В тот вечер, раскрылив руки на столе и привалившись к нему грудью, Александр Трифонович подробно, не из вежливости, расспрашивал об Иркутске, о Байкале, о своих иркутских знакомых («Как там наш сибирский Шолохов поживает?» — подразумевал он К. Ф. Седых, «А иркутский Луговской?», «А вы сами давно на Байкале были?»). Разминал крепкими, какими-то припухше-широкими пальцами тугие, дешевые махорочные сигареты «Ароматные», а размяв, долго не прикуривал — отвлекало вдруг припомненное еще одно знаменитое место в Иркутской области — Александровский централ. Спросил: «Он действительно среди скал? Нет? Странно. Я привык по песне представлять, что там мрачные скалы. Жаль, в те наезды не побывал. Собираюсь к вам. Может быть, нынешним летом. Хотите, вместе поедем на Байкал? Надеюсь, в вашем обкоме мне дадут машину?» — это «надеюсь» круто всплеснулось среди ряби других слов, всплеснулось одновременно с расширившимися, прозрачно погорячевшими глазами.

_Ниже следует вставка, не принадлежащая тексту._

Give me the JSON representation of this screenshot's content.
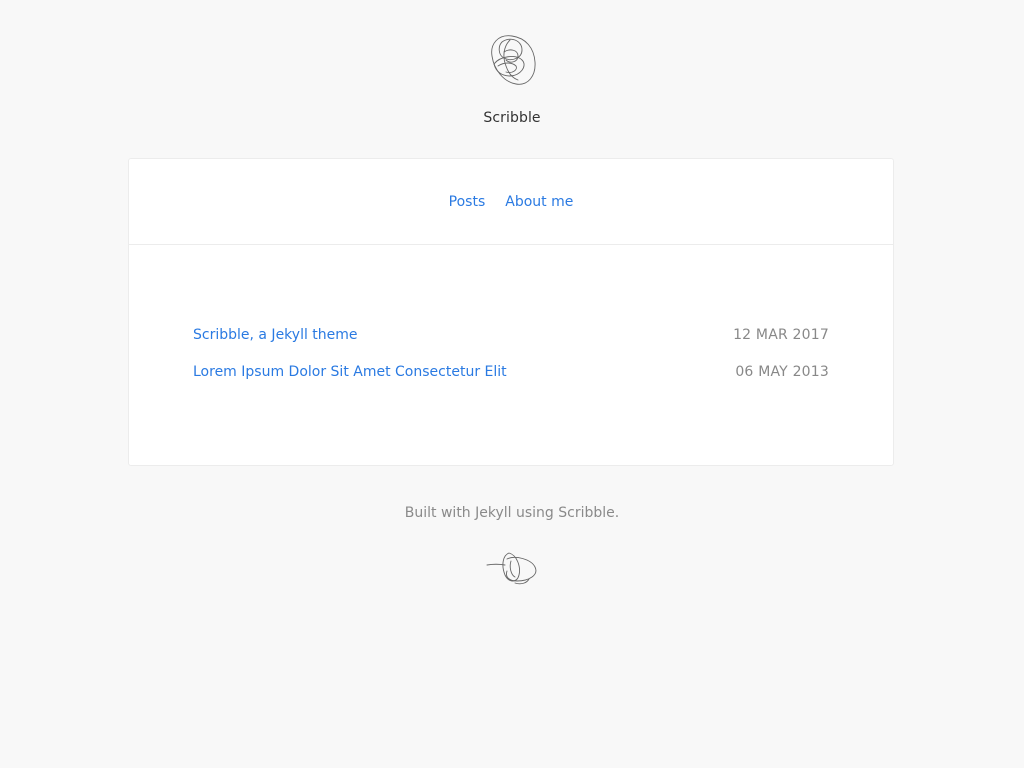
{
  "header": {
    "logo_icon": "scribble-logo-icon",
    "site_title": "Scribble"
  },
  "nav": {
    "items": [
      {
        "label": "Posts"
      },
      {
        "label": "About me"
      }
    ]
  },
  "posts": [
    {
      "title": "Scribble, a Jekyll theme",
      "date": "12 MAR 2017"
    },
    {
      "title": "Lorem Ipsum Dolor Sit Amet Consectetur Elit",
      "date": "06 MAY 2013"
    }
  ],
  "footer": {
    "text": "Built with Jekyll using Scribble.",
    "logo_icon": "scribble-signature-icon"
  },
  "colors": {
    "background": "#f8f8f8",
    "card": "#ffffff",
    "link": "#2a7ae2",
    "muted": "#888888",
    "title": "#333333"
  }
}
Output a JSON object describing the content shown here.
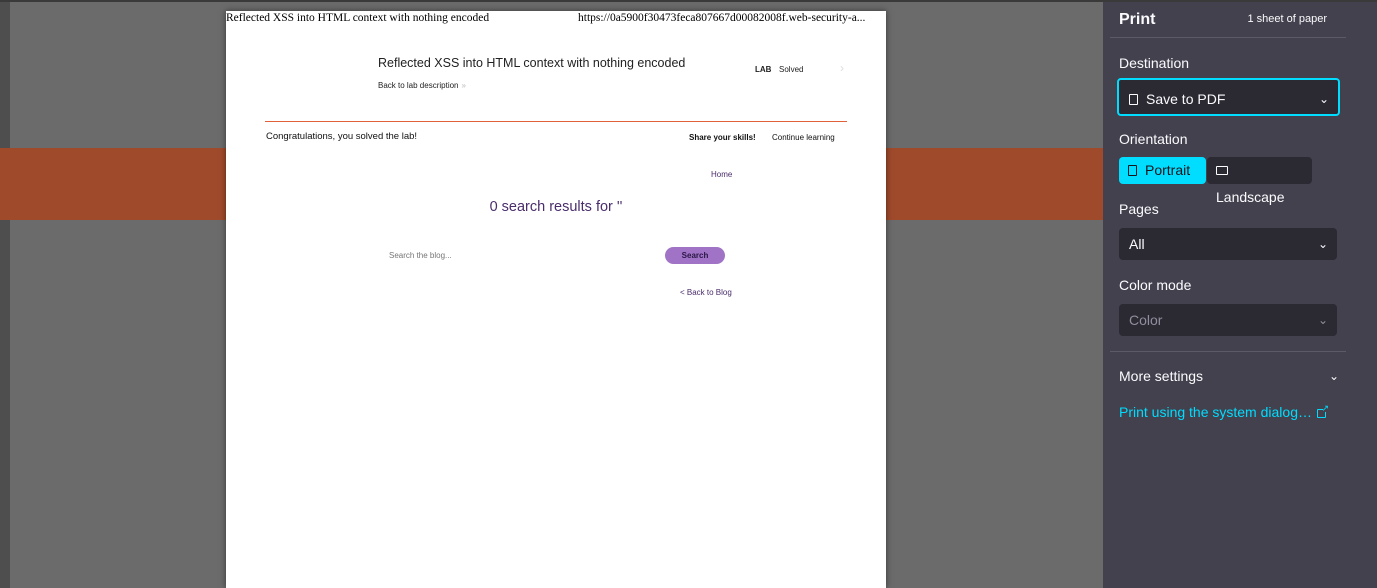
{
  "preview": {
    "header_title": "Reflected XSS into HTML context with nothing encoded",
    "header_url": "https://0a5900f30473feca807667d00082008f.web-security-a...",
    "lab_title": "Reflected XSS into HTML context with nothing encoded",
    "back_to_description": "Back to lab description",
    "back_chevron": "»",
    "lab_badge": "LAB",
    "lab_status": "Solved",
    "congrats": "Congratulations, you solved the lab!",
    "share": "Share your skills!",
    "continue": "Continue learning",
    "nav_home": "Home",
    "results": "0 search results for ''",
    "search_placeholder": "Search the blog...",
    "search_button": "Search",
    "back_to_blog": "< Back to Blog",
    "accent_rule_color": "#e0603a"
  },
  "print_panel": {
    "title": "Print",
    "sheets": "1 sheet of paper",
    "destination_label": "Destination",
    "destination_value": "Save to PDF",
    "orientation_label": "Orientation",
    "portrait": "Portrait",
    "landscape": "Landscape",
    "pages_label": "Pages",
    "pages_value": "All",
    "color_mode_label": "Color mode",
    "color_mode_value": "Color",
    "more_settings": "More settings",
    "system_dialog": "Print using the system dialog…",
    "accent_color": "#00ddff"
  }
}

«Ну! Еще бы!» — бодро и дружно ответили мы, тем не менее удивились про себя: откуда взялось это смиренно-резкое «надеюсь», как мог ему примерещиться этакий пустяк, неужели он хоть на секунду всерьез озаботился этим? А может быть, иные отказы, иное недружелюбие, иные тяготы, томящие душу, аккумулировались именно в сегодняшнем, приправленном подспудным огорчением вопросе?
Должно быть, сквозь наше единодушное «еще бы!» все же пробились растерянность и удивление, потому что Александр Трифонович, глянув на нас, гмыкнул, улыбнулся, пояснел лицом и притих глазами.
— Приеду, видно будет. А покамест до Байкала далеко. Может, песней наверстаем? Давайте, ребята, споем.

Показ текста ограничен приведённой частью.